Na ficção de Greta, que estreia quinta-feira, a melhor amiga do personagem de Marco Nanini é uma mulher trans, uma performer interpretada por Denise Weinberg. Ao amigo, ela diz: “Aprende logo a viver sozinho, porque estou morrendo”. Nanini sabe o que arrisca fazendo o papel. Não é só a questão de o personagem ser gay. É a exposição tanto física quanto emocional. Aparecer de nu frontal, aos 71 anos – “E gordo, né?”, ele assume -, não é para qualquer um.
Apesar da exposição da decadência física – “Pronto, tá feito. É pegar ou largar'” -, ele recebe com prudência as afirmações de que foi “ousado”, “corajoso”. No CineCeará, em que Greta terminou como grande vencedor, foi o que mais ouviu. “Mas não sei se é o caso. Se eu pensasse assim, que seria corajoso, acho que travava. Seria sinal de que tinha medo. Os pobres, os velhos, os negros, os gays, as trans estão sendo massacrados todo dia. O problema do Brasil não é o beijo gay, é a desigualdade social”, reflete.
E acrescenta. “Esse avanço do conservadorismo não é coisa nossa, tem ocorrido em todo o mundo. O que é nosso é piorar o que já é ruim.” Fazer esse velho transgressor seria uma bênção para qualquer ator. Nada mais diferente dele que o pai de família careta de A Grande Família, que foi reprisado nas tardes da Globo recentemente. “Será tão diferente assim?”, pergunta-se Nanini. “É a mesma matéria humana. Fiz um com a mesma entrega do outro. Respeito meus personagens para que eles gostem de mim.” Tratam-se de dois personagens numa extensa galeria. O caso de Lineu tornou-se especial. “O texto era muito bem escrito e a equipe muito entrosada. Trabalhando tanto tempo junto, a gente criou laços, como uma família de verdade.”
Nanini também foi um divertidíssimo Dom João VI em Carlota Joaquina, Princesa do Brasil, uma chanchada histórica, de Carla Camurati, que virou o filme emblemático da chamada “retomada” do cinema brasileiro. Foi o avô – genial – de A Suprema Felicidade. “Esse eu não podia errar de jeito nenhum. Arnaldo Jabor amava aquele avô e me disse isso ao me chamar para o papel. Não poderia decepcioná-lo.”

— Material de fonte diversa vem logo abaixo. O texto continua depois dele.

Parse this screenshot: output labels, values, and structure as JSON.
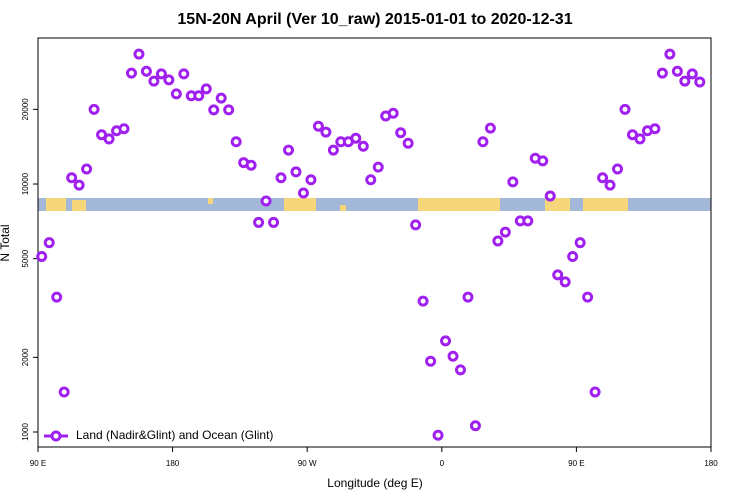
{
  "chart_data": {
    "type": "scatter",
    "title": "15N-20N April (Ver 10_raw)   2015-01-01 to 2020-12-31",
    "x_label": "Longitude (deg E)",
    "y_label": "N Total",
    "xlim": [
      90,
      540
    ],
    "xticks": [
      {
        "value": 90,
        "label": "90 E"
      },
      180,
      {
        "value": 270,
        "label": "90 W"
      },
      {
        "value": 360,
        "label": "0"
      },
      {
        "value": 450,
        "label": "90 E"
      },
      {
        "value": 540,
        "label": "180"
      }
    ],
    "ylim": [
      870,
      38800
    ],
    "y_log": true,
    "yticks": [
      1000,
      2000,
      5000,
      10000,
      20000
    ],
    "legend": "bottom-left",
    "series": [
      {
        "name": "Land (Nadir&Glint) and Ocean (Glint)",
        "color": "#a020f0",
        "x": [
          92.5,
          97.5,
          102.5,
          107.5,
          112.5,
          117.5,
          122.5,
          127.5,
          132.5,
          137.5,
          142.5,
          147.5,
          152.5,
          157.5,
          162.5,
          167.5,
          172.5,
          177.5,
          182.5,
          187.5,
          192.5,
          197.5,
          202.5,
          207.5,
          212.5,
          217.5,
          222.5,
          227.5,
          232.5,
          237.5,
          242.5,
          247.5,
          252.5,
          257.5,
          262.5,
          267.5,
          272.5,
          277.5,
          282.5,
          287.5,
          292.5,
          297.5,
          302.5,
          307.5,
          312.5,
          317.5,
          322.5,
          327.5,
          332.5,
          337.5,
          342.5,
          347.5,
          352.5,
          357.5,
          362.5,
          367.5,
          372.5,
          377.5,
          382.5,
          387.5,
          392.5,
          397.5,
          402.5,
          407.5,
          412.5,
          417.5,
          422.5,
          427.5,
          432.5,
          437.5,
          442.5,
          447.5,
          452.5,
          457.5,
          462.5,
          467.5,
          472.5,
          477.5,
          482.5,
          487.5,
          492.5,
          497.5,
          502.5,
          507.5,
          512.5,
          517.5,
          522.5,
          527.5,
          532.5
        ],
        "values": [
          5100,
          5800,
          3500,
          1450,
          10600,
          9900,
          11500,
          20000,
          15800,
          15200,
          16400,
          16700,
          28000,
          33400,
          28500,
          26000,
          27800,
          26300,
          23100,
          27800,
          22700,
          22700,
          24200,
          19900,
          22200,
          19900,
          14800,
          12200,
          11900,
          7000,
          8540,
          7000,
          10600,
          13700,
          11200,
          9200,
          10400,
          17100,
          16200,
          13700,
          14800,
          14800,
          15300,
          14200,
          10400,
          11700,
          18800,
          19300,
          16100,
          14600,
          6840,
          3370,
          1930,
          970,
          2330,
          2020,
          1780,
          3500,
          1060,
          14800,
          16800,
          5890,
          6400,
          10200,
          7100,
          7100,
          12700,
          12400,
          8950,
          4300,
          4030,
          5100,
          5800,
          3500,
          1450,
          10600,
          9900,
          11500,
          20000,
          15800,
          15200,
          16400,
          16700,
          28000,
          33400,
          28500,
          26000,
          27800,
          25800
        ]
      }
    ]
  }
}
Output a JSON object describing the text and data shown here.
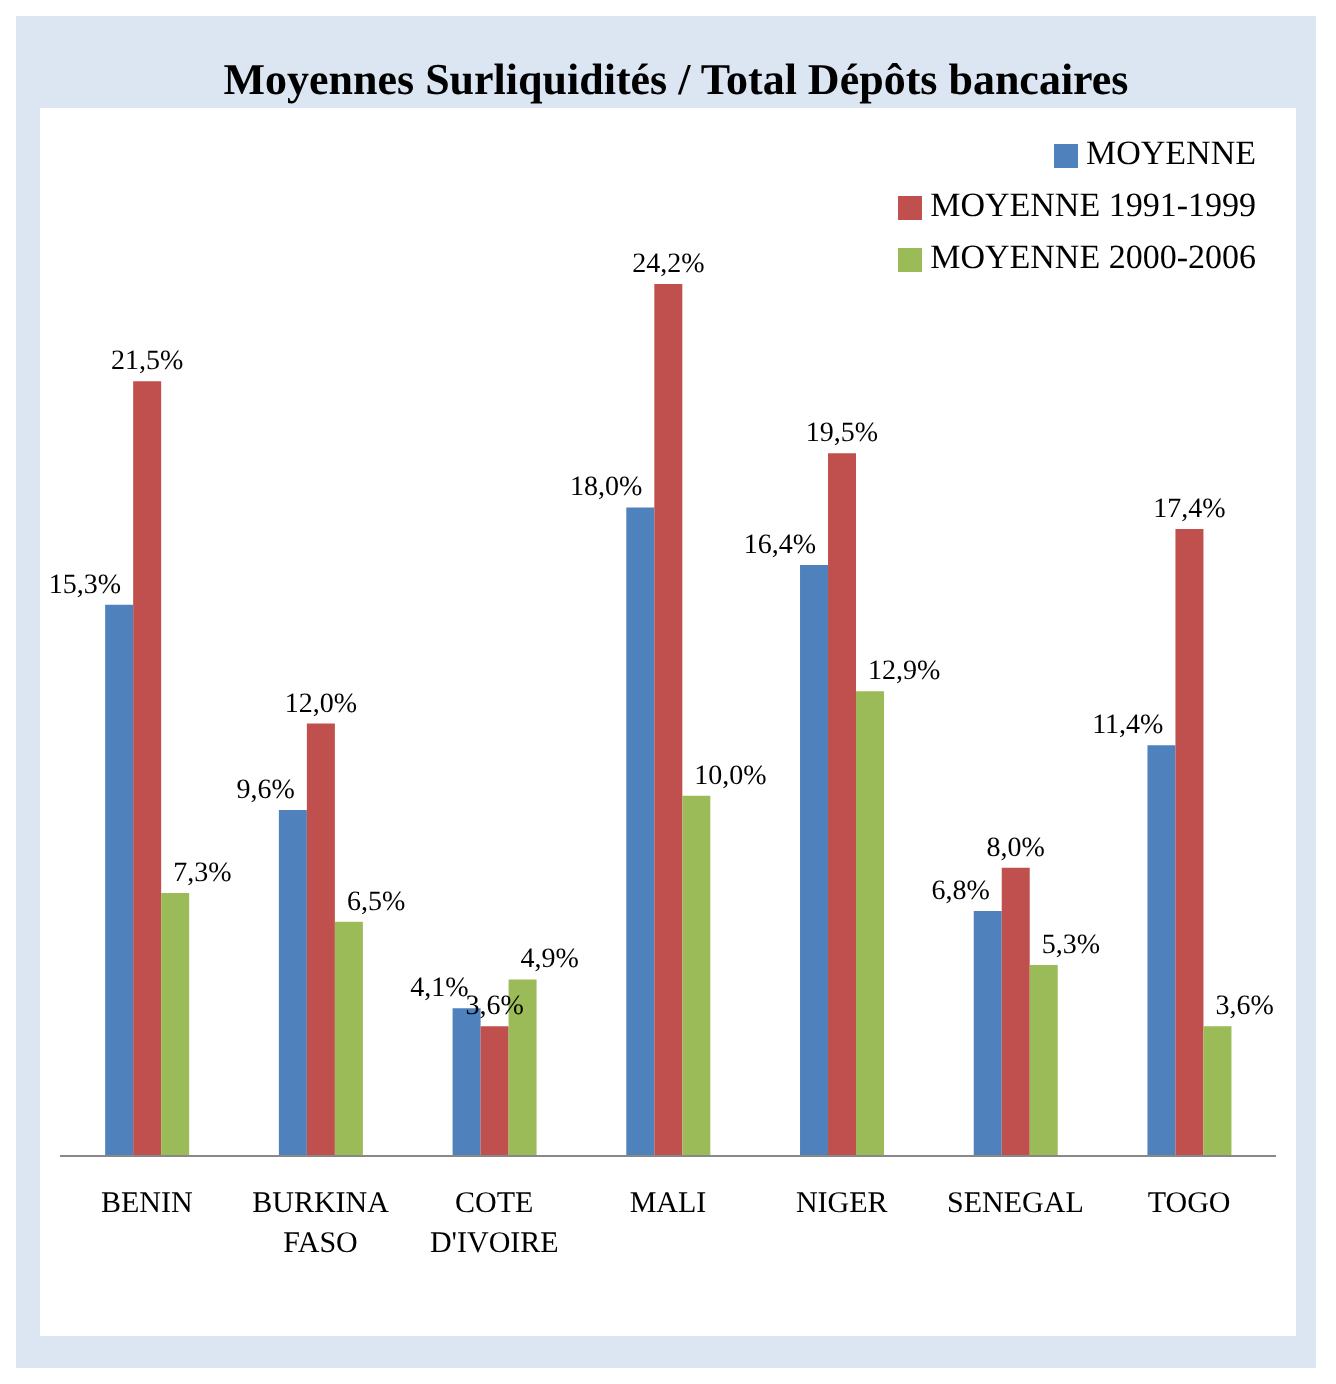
{
  "chart_data": {
    "type": "bar",
    "title": "Moyennes Surliquidités / Total Dépôts bancaires",
    "categories": [
      "BENIN",
      "BURKINA FASO",
      "COTE D'IVOIRE",
      "MALI",
      "NIGER",
      "SENEGAL",
      "TOGO"
    ],
    "series": [
      {
        "name": "MOYENNE",
        "color": "#4f81bd",
        "values": [
          15.3,
          9.6,
          4.1,
          18.0,
          16.4,
          6.8,
          11.4
        ],
        "value_labels": [
          "15,3%",
          "9,6%",
          "4,1%",
          "18,0%",
          "16,4%",
          "6,8%",
          "11,4%"
        ]
      },
      {
        "name": "MOYENNE 1991-1999",
        "color": "#c0504d",
        "values": [
          21.5,
          12.0,
          3.6,
          24.2,
          19.5,
          8.0,
          17.4
        ],
        "value_labels": [
          "21,5%",
          "12,0%",
          "3,6%",
          "24,2%",
          "19,5%",
          "8,0%",
          "17,4%"
        ]
      },
      {
        "name": "MOYENNE 2000-2006",
        "color": "#9bbb59",
        "values": [
          7.3,
          6.5,
          4.9,
          10.0,
          12.9,
          5.3,
          3.6
        ],
        "value_labels": [
          "7,3%",
          "6,5%",
          "4,9%",
          "10,0%",
          "12,9%",
          "5,3%",
          "3,6%"
        ]
      }
    ],
    "legend": "top right",
    "grid": false
  }
}
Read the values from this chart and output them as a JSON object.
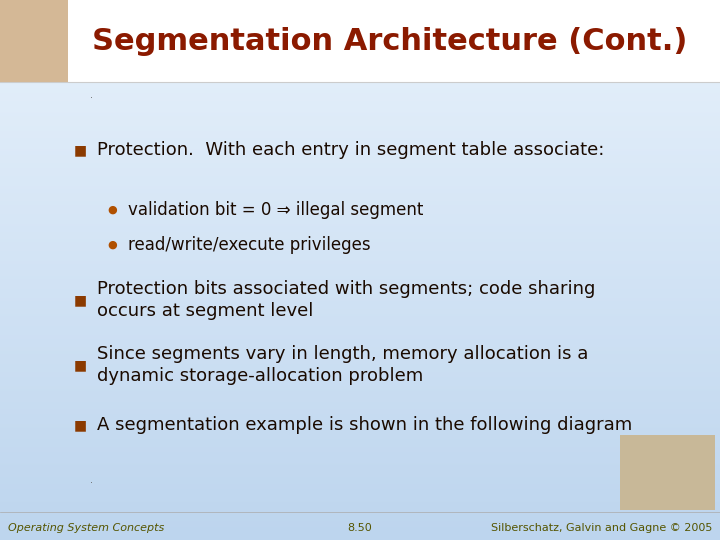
{
  "title": "Segmentation Architecture (Cont.)",
  "title_color": "#8B1A00",
  "title_fontsize": 22,
  "title_fontweight": "bold",
  "bg_color_top": "#e8f2fc",
  "bg_color_bottom": "#bdd5ee",
  "header_bg": "#f0f0f0",
  "bullet_color": "#8B3A00",
  "bullet_color2": "#b05000",
  "text_color": "#1a0a00",
  "text_fontsize": 13,
  "sub_fontsize": 12,
  "footer_text_left": "Operating System Concepts",
  "footer_text_center": "8.50",
  "footer_text_right": "Silberschatz, Galvin and Gagne © 2005",
  "footer_fontsize": 8,
  "bullets": [
    {
      "level": 1,
      "text": "Protection.  With each entry in segment table associate:"
    },
    {
      "level": 2,
      "text": "validation bit = 0 ⇒ illegal segment"
    },
    {
      "level": 2,
      "text": "read/write/execute privileges"
    },
    {
      "level": 1,
      "text": "Protection bits associated with segments; code sharing\noccurs at segment level"
    },
    {
      "level": 1,
      "text": "Since segments vary in length, memory allocation is a\ndynamic storage-allocation problem"
    },
    {
      "level": 1,
      "text": "A segmentation example is shown in the following diagram"
    }
  ]
}
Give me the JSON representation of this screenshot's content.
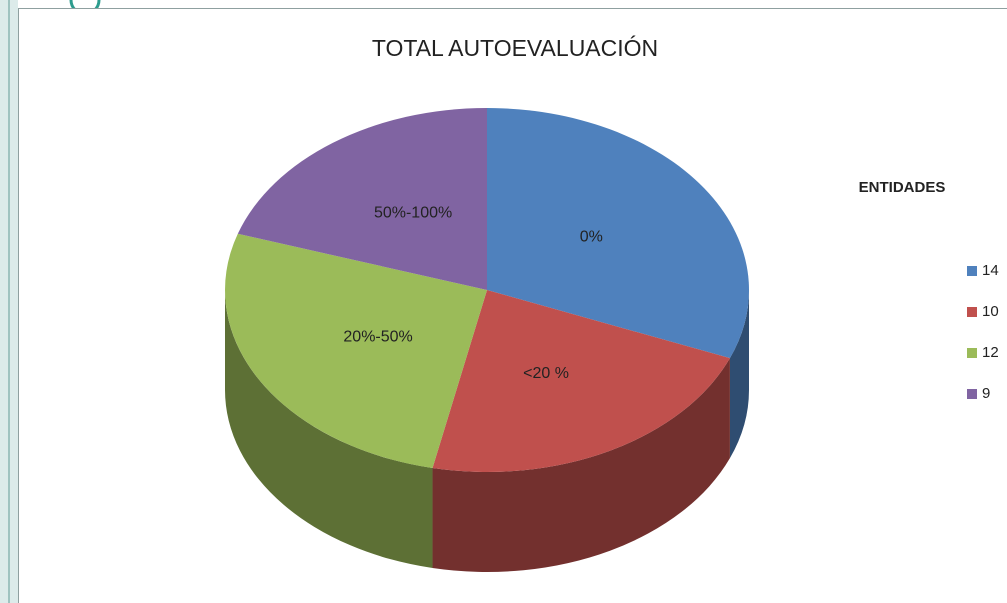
{
  "chart_data": {
    "type": "pie3d",
    "title": "TOTAL AUTOEVALUACIÓN",
    "categories": [
      "0%",
      "<20 %",
      "20%-50%",
      "50%-100%"
    ],
    "values": [
      14,
      10,
      12,
      9
    ],
    "colors": [
      "#4f81bd",
      "#c0504d",
      "#9bbb59",
      "#8064a2"
    ],
    "legend_title": "ENTIDADES",
    "legend": "right"
  }
}
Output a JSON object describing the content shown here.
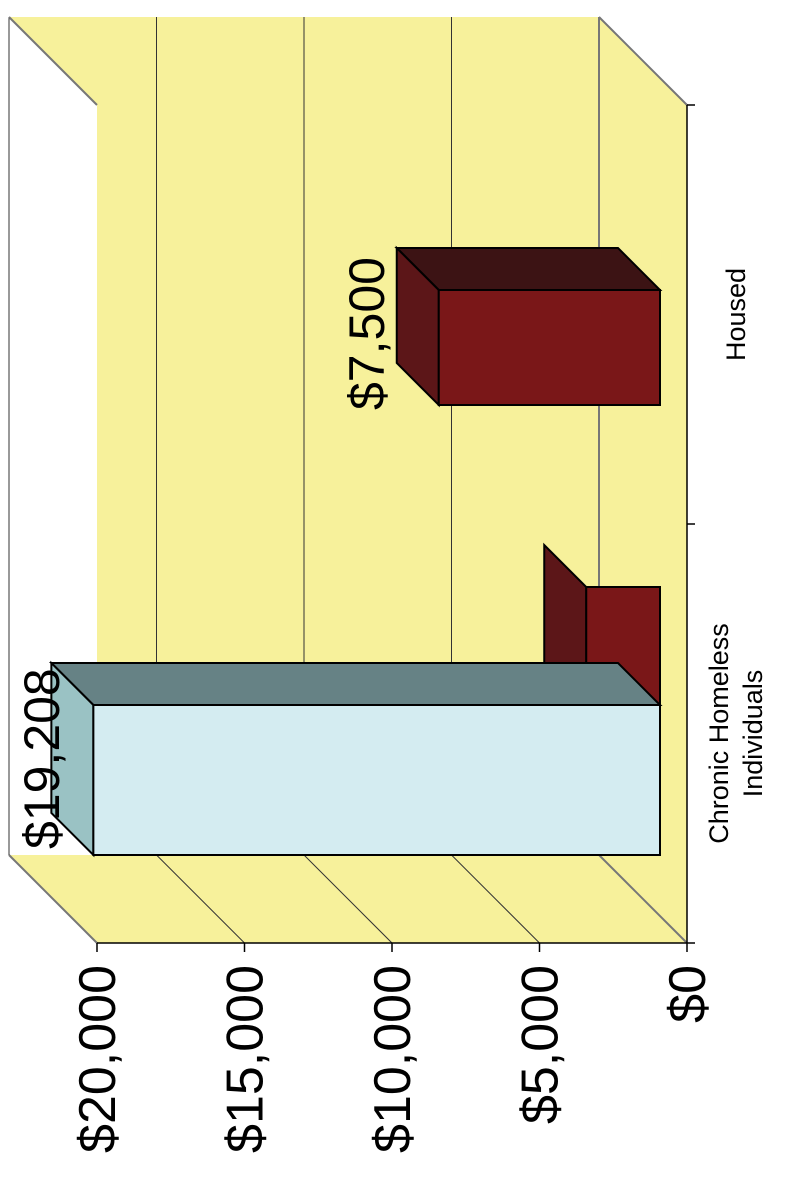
{
  "chart_data": {
    "type": "bar",
    "orientation": "rotated-90-clockwise",
    "three_d": true,
    "categories": [
      "Chronic Homeless Individuals",
      "Housed"
    ],
    "category_lines": [
      [
        "Chronic Homeless",
        "Individuals"
      ],
      [
        "Housed"
      ]
    ],
    "series": [
      {
        "values": [
          19208,
          0
        ],
        "colors": {
          "front": "#d4ecf1",
          "top": "#668285",
          "side": "#9ac2c4"
        }
      },
      {
        "values": [
          2500,
          7500
        ],
        "colors": {
          "front": "#7a1718",
          "top": "#3c1314",
          "side": "#5c1618"
        }
      }
    ],
    "data_labels": [
      "$19,208",
      "$7,500"
    ],
    "y_ticks": [
      0,
      5000,
      10000,
      15000,
      20000
    ],
    "y_tick_labels": [
      "$0",
      "$5,000",
      "$10,000",
      "$15,000",
      "$20,000"
    ],
    "ylim": [
      0,
      20000
    ],
    "grid": true,
    "legend": "none",
    "wall_color": "#f7f19b",
    "grid_color": "#333333"
  }
}
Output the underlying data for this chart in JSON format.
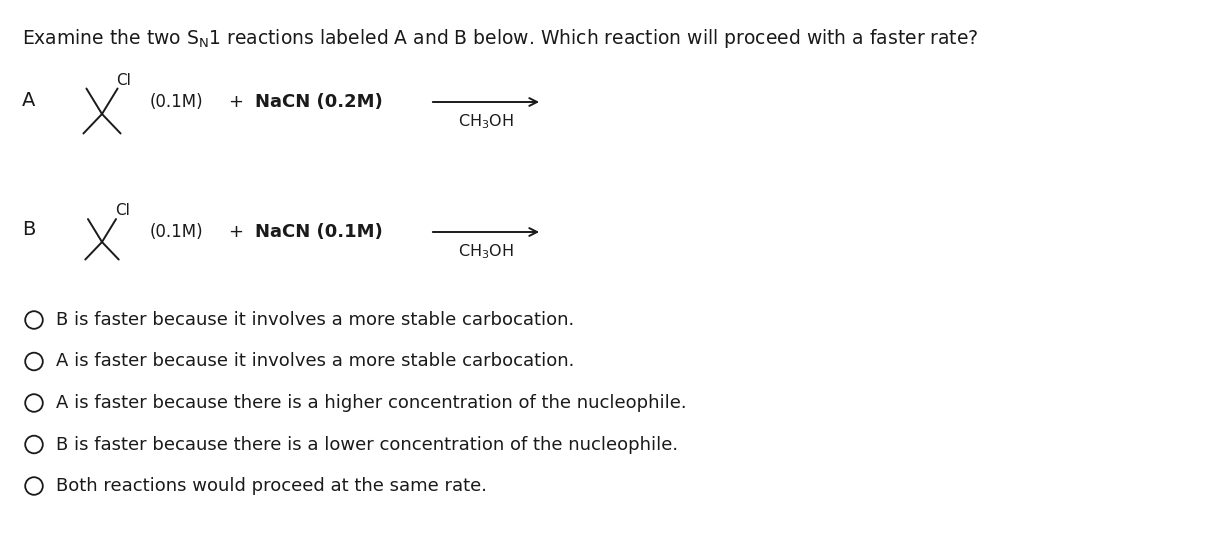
{
  "background_color": "#ffffff",
  "reaction_A_label": "A",
  "reaction_B_label": "B",
  "reaction_A_conc": "(0.1M)",
  "reaction_A_nacn": "NaCN (0.2M)",
  "reaction_B_conc": "(0.1M)",
  "reaction_B_nacn": "NaCN (0.1M)",
  "cl_label": "Cl",
  "plus": "+",
  "choices": [
    "B is faster because it involves a more stable carbocation.",
    "A is faster because it involves a more stable carbocation.",
    "A is faster because there is a higher concentration of the nucleophile.",
    "B is faster because there is a lower concentration of the nucleophile.",
    "Both reactions would proceed at the same rate."
  ],
  "font_size_title": 13.5,
  "font_size_body": 13,
  "font_size_small": 11.5,
  "text_color": "#1a1a1a"
}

Nanini conversa com o repórter no meio da tarde, em São Paulo. Considerando-se que ele está numa novela no ar, A Dona do Pedaço, não foi complicado conseguir que a Globo o liberasse para promover o lançamento do filme? “Ah, não, eles estão sendo muito bonzinhos comigo. O núcleo que integro não aconteceu na trama. Havia a expectativa de que estourasse, que o público curtisse todos aqueles velhinhos e velhinhas, mas não funcionou. Ficamos fora da trama, então ninguém está muito preocupado com a gente. Deixa ele ir! Para não prender a gente no estúdio, eles têm reunido nossas cenas e gravado em bloco. Facilita para todo o mundo.” Nanini não encerra a entrevista sem fazer alguns comentários. Agora que se assumiu como “velho”, não é o ator de 71 anos que fala. Parece ter 100 anos, mais até que os 90 que Fernanda Montenegro está comemorando, em alto estilo. O diretor Armando Praça, de 41 anos, “é um moço talentoso, confiei plenamente nele”.
Diz que Praça atualizou a peça com sensibilidade. “O texto foi montado durante a ditadura, é de um tempo em que gay era visto com preconceito e motivo de piada, para as pessoas rirem. Armando resgatou a humanidade do Pedro.” Sobre Denise Weinberg, de 63, com extensa carreira no teatro, cinema e televisão, não deixa por menos. “Essa moça é maravilhosa.” Se Greta Garbo é a inspiração para Pedro, o diretor não deixa por menos. “A Daniela, personagem dela, canta. Queria que a diva da Denise fosse nordestina, como eu. Denise é uma arraso recriando Bate Coração, de Elba Ramalho, numa versão para ela.”
As informações são do jornal O Estado de S. Paulo.